A radical new jet engine design fueled only by electricity and air actually works—at least as a laboratory prototype.

"The motivation of our work is to help solve the global warming problems owing to humans' use of fossil fuel combustion engines to power machinery, such as cars and airplanes," said Jua Tang, one of the project researchers.
"There is no need for fossil fuel with our design, and therefore there is no carbon emission to cause greenhouse effects and global warming."
Tang is a professor at Wuhan University, a national research university in Wuhan, China. He and two colleagues from the university's Institute of Technological Sciences published an article about their device this month in the American Institute of Physics journal AIP Advances.
For propulsion, the engine uses plasma, the fourth state of matter besides solid, liquid, and gas. A plasma consists of an aggregate of charged ions and free electrons. It exists naturally on the surface of the sun and in lightning bolts on earth, among other places.

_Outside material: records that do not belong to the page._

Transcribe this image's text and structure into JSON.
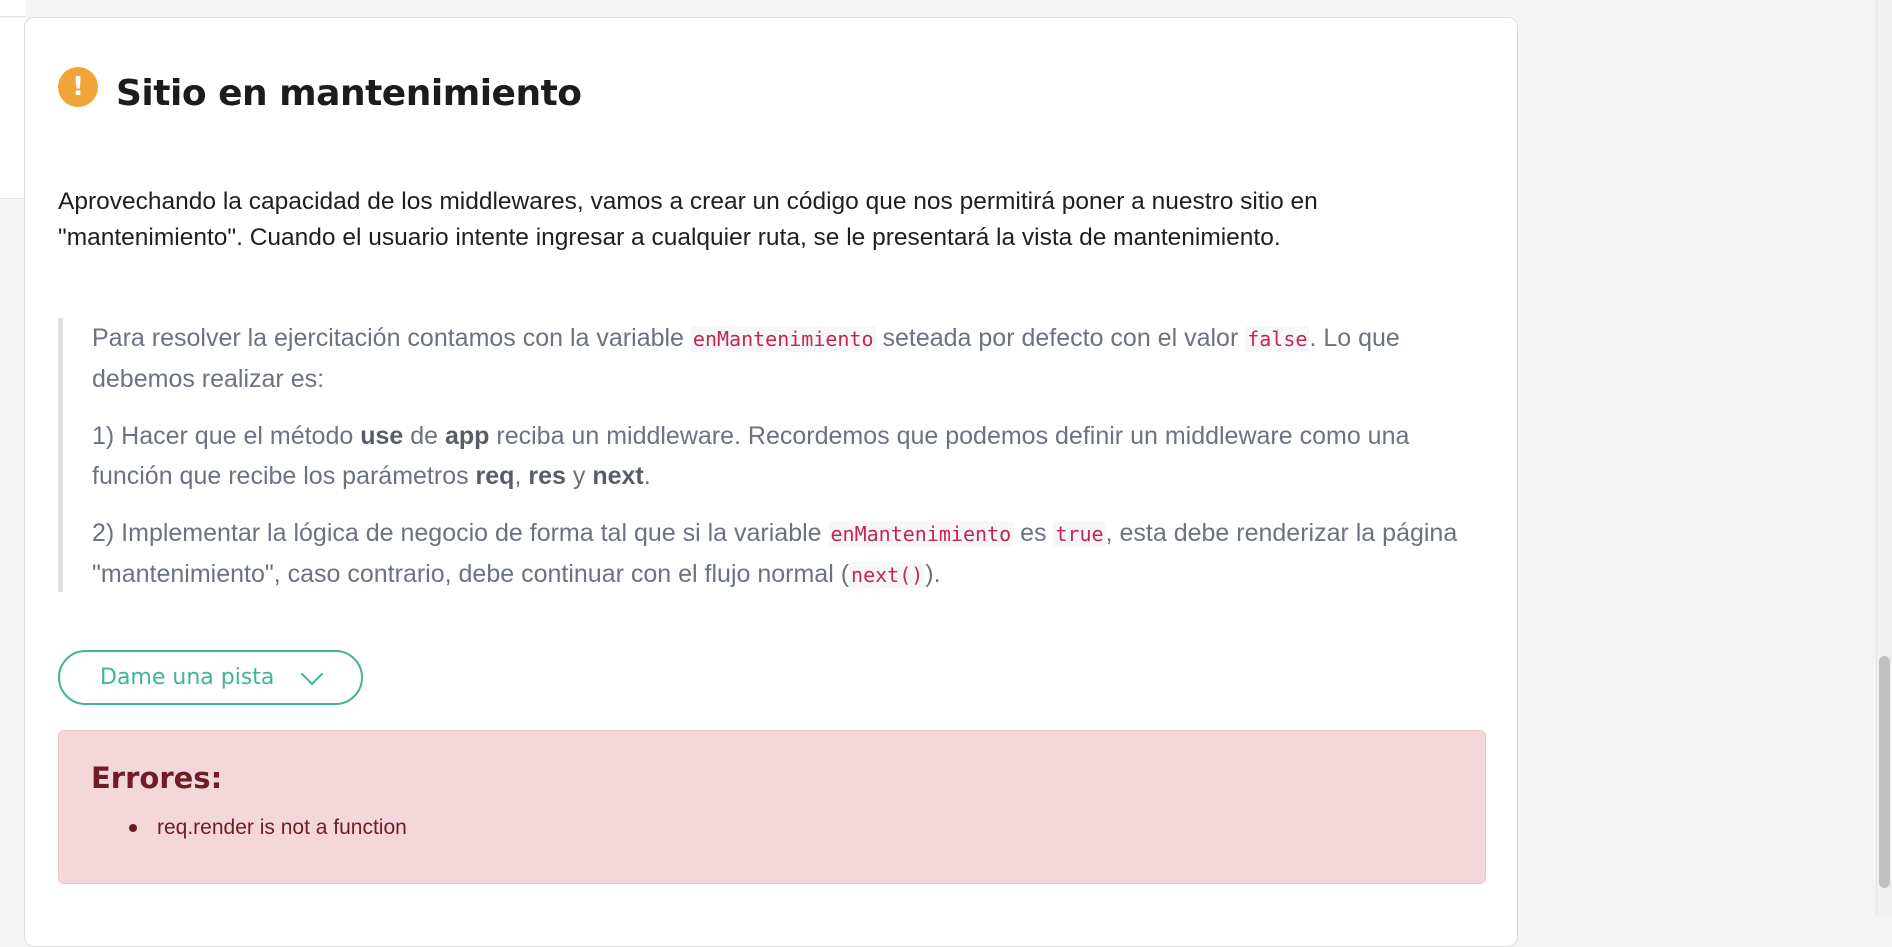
{
  "exercise": {
    "title": "Sitio en mantenimiento",
    "intro": "Aprovechando la capacidad de los middlewares, vamos a crear un código que nos permitirá poner a nuestro sitio en \"mantenimiento\". Cuando el usuario intente ingresar a cualquier ruta, se le presentará la vista de mantenimiento.",
    "quote": {
      "p1": {
        "t1": "Para resolver la ejercitación contamos con la variable ",
        "code1": "enMantenimiento",
        "t2": " seteada por defecto con el valor ",
        "code2": "false",
        "t3": ". Lo que debemos realizar es:"
      },
      "p2": {
        "t1": "1) Hacer que el método ",
        "b1": "use",
        "t2": " de ",
        "b2": "app",
        "t3": " reciba un middleware. Recordemos que podemos definir un middleware como una función que recibe los parámetros ",
        "b3": "req",
        "t4": ", ",
        "b4": "res",
        "t5": " y ",
        "b5": "next",
        "t6": "."
      },
      "p3": {
        "t1": "2) Implementar la lógica de negocio de forma tal que si la variable ",
        "code1": "enMantenimiento",
        "t2": " es ",
        "code2": "true",
        "t3": ", esta debe renderizar la página \"mantenimiento\", caso contrario, debe continuar con el flujo normal (",
        "code3": "next()",
        "t4": ")."
      }
    },
    "hint_button": "Dame una pista",
    "errors": {
      "heading": "Errores:",
      "items": [
        "req.render is not a function"
      ]
    }
  },
  "colors": {
    "warning_icon": "#f0a43a",
    "accent": "#3fb39b",
    "error_bg": "#f3d7da",
    "error_text": "#6f1d24",
    "code_text": "#c7254e"
  },
  "icons": {
    "warning": "exclamation-circle-icon",
    "hint": "chevron-down-icon"
  }
}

The researchers generated a plasma jet by highly compressing air and using a microwave to ionize the pressurized air stream. Their prototype lifted a 1-kilogram (2.2-pound) steel ball 24 millimeters (not quite 1 inch).
A large array of such thrusters with high-power microwave sources could scale up to power a full-size jet airplane, they said. Much development remains before they reach that point, but they're working on it.
"Our results," Tang said, "demonstrated that such a jet engine based on microwave air plasma can be a potentially viable alternative to the conventional fossil-fuel jet engine."